Well phooey.....it's finally coming up but it won't take my user name. And it doesn't recognize my email address either. I guess I'll re-register then see if I can get admin to help me out. Seeing how they often treat *newbies* I don't want to lose my *seniority*. LOL


----------



## hsmomof4 (Oct 31, 2008)

I think it's still a work in progress, Kathy. I'd wait a bit first...all those posts are dated 2008.


----------



## tmfinley (Feb 21, 2008)

Is the dish still down? I check daily but I still get a page that says it is down but have the feeling I'm missing something.


----------



## Faye Farms (Sep 14, 2009)

tmfinley said:


> Is the dish still down? I check daily but I still get a page that says it is down but have the feeling I'm missing something.

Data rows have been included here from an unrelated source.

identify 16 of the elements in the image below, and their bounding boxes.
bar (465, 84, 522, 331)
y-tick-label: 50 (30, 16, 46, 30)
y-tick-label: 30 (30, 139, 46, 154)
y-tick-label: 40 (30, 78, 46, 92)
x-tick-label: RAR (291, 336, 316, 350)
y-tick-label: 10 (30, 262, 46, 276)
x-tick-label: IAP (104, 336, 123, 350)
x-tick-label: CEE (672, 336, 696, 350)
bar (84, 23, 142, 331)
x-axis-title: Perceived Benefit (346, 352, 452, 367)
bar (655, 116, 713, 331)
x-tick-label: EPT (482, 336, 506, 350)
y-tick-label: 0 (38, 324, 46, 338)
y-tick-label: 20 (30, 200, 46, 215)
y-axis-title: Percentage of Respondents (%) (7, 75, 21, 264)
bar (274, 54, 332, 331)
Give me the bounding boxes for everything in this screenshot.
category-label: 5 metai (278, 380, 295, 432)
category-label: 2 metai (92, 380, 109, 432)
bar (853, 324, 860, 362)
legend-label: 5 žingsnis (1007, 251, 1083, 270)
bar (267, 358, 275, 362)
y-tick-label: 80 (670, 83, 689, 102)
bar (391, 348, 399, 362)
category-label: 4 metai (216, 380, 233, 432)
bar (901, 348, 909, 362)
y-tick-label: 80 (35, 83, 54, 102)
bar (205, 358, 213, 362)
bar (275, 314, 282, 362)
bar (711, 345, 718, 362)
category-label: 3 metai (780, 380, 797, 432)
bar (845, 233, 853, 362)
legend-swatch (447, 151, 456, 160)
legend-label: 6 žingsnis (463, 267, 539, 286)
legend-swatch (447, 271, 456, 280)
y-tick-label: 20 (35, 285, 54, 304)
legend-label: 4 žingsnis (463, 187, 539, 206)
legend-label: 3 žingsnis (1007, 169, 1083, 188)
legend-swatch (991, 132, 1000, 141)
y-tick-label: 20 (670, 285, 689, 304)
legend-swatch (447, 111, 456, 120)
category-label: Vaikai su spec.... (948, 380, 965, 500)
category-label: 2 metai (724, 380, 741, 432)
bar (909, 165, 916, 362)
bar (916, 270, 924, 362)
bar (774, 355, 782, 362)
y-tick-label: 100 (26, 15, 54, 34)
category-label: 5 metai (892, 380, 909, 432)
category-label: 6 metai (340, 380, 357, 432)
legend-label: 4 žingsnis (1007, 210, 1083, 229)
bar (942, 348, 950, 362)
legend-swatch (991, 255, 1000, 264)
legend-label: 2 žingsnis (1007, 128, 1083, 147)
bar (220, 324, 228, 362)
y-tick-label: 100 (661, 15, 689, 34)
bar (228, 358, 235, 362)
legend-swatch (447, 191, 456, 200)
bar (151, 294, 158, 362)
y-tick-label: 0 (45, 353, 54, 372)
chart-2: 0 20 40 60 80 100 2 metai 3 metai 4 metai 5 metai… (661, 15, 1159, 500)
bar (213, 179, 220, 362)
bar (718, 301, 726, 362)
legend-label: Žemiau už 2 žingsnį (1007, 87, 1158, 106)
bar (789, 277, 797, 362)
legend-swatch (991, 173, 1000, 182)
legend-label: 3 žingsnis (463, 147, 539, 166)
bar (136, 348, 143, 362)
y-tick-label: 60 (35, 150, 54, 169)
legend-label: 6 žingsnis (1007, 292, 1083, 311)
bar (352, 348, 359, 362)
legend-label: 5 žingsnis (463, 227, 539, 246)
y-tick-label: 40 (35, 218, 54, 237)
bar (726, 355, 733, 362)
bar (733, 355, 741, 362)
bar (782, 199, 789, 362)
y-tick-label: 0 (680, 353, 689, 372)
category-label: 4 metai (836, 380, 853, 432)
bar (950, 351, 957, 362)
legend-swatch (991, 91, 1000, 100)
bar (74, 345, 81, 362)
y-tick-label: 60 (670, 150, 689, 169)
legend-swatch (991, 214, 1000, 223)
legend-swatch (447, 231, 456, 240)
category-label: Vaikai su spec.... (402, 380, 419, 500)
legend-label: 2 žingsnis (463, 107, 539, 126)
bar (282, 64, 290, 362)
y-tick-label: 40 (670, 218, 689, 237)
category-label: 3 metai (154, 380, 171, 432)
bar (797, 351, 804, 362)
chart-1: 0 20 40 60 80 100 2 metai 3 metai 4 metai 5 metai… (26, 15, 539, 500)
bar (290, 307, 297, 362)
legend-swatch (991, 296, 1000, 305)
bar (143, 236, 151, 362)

I'm getting the same thing. Things sure must of been fudged up badly to be down this long. I wonder if somebody is suing them again or there's something more to it.


----------



## tmfinley (Feb 21, 2008)

I don't know but I really miss it. I have my online "homework" I do every morning which includes this forum and the dish. I feel like I'm skipping class!


----------



## Faye Farms (Sep 14, 2009)

tmfinley said:


> I don't know but I really miss it. I have my online "homework" I do every morning which includes this forum and the dish. I feel like I'm skipping class!

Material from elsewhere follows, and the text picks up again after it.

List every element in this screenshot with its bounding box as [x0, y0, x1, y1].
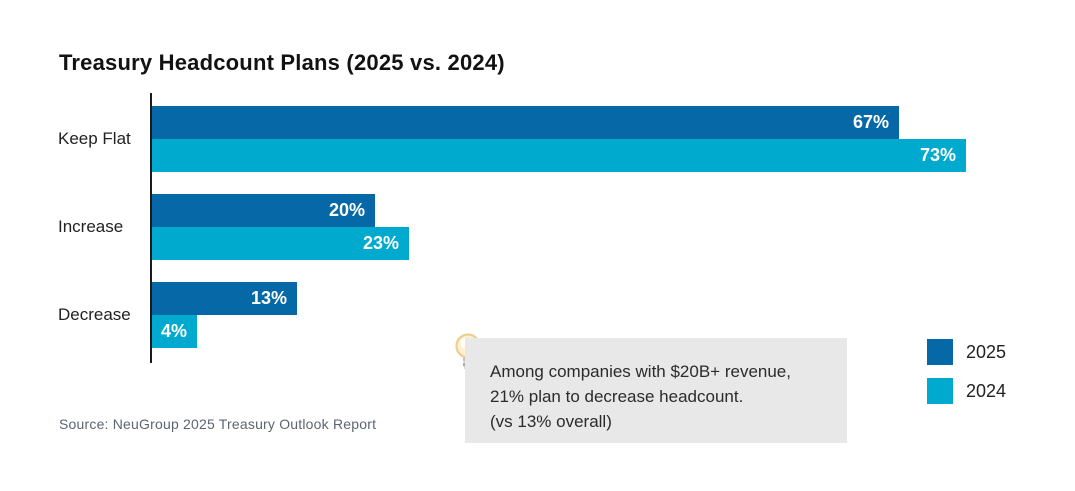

I'm going through withdrawals too.


----------



## mamatomany (Aug 7, 2008)

I think I will probably have to join that group since everyone is missin it so much, must be a blessing!


----------



## jdranch (Jan 31, 2010)

From Lilli-

The Dish was using a series 4 data base. Last Saturday night the (Internet) host upgraded the data base to a series 5.
There were issyoos with the upgrade and the entire data base for the Dish went (temporarily) in the toilet. The
archives, soap saver, chat and the dish.... 3 enormous data bases and 1 small (chat) data bases. It took 4-5 days to get
the archives, soap saver and chat back on line. It will take another day or 2 to get the dish back on-line. That's it in a
nutshell. Hang on, just a bit longer


----------



## hsmomof4 (Oct 31, 2008)

It's back!


----------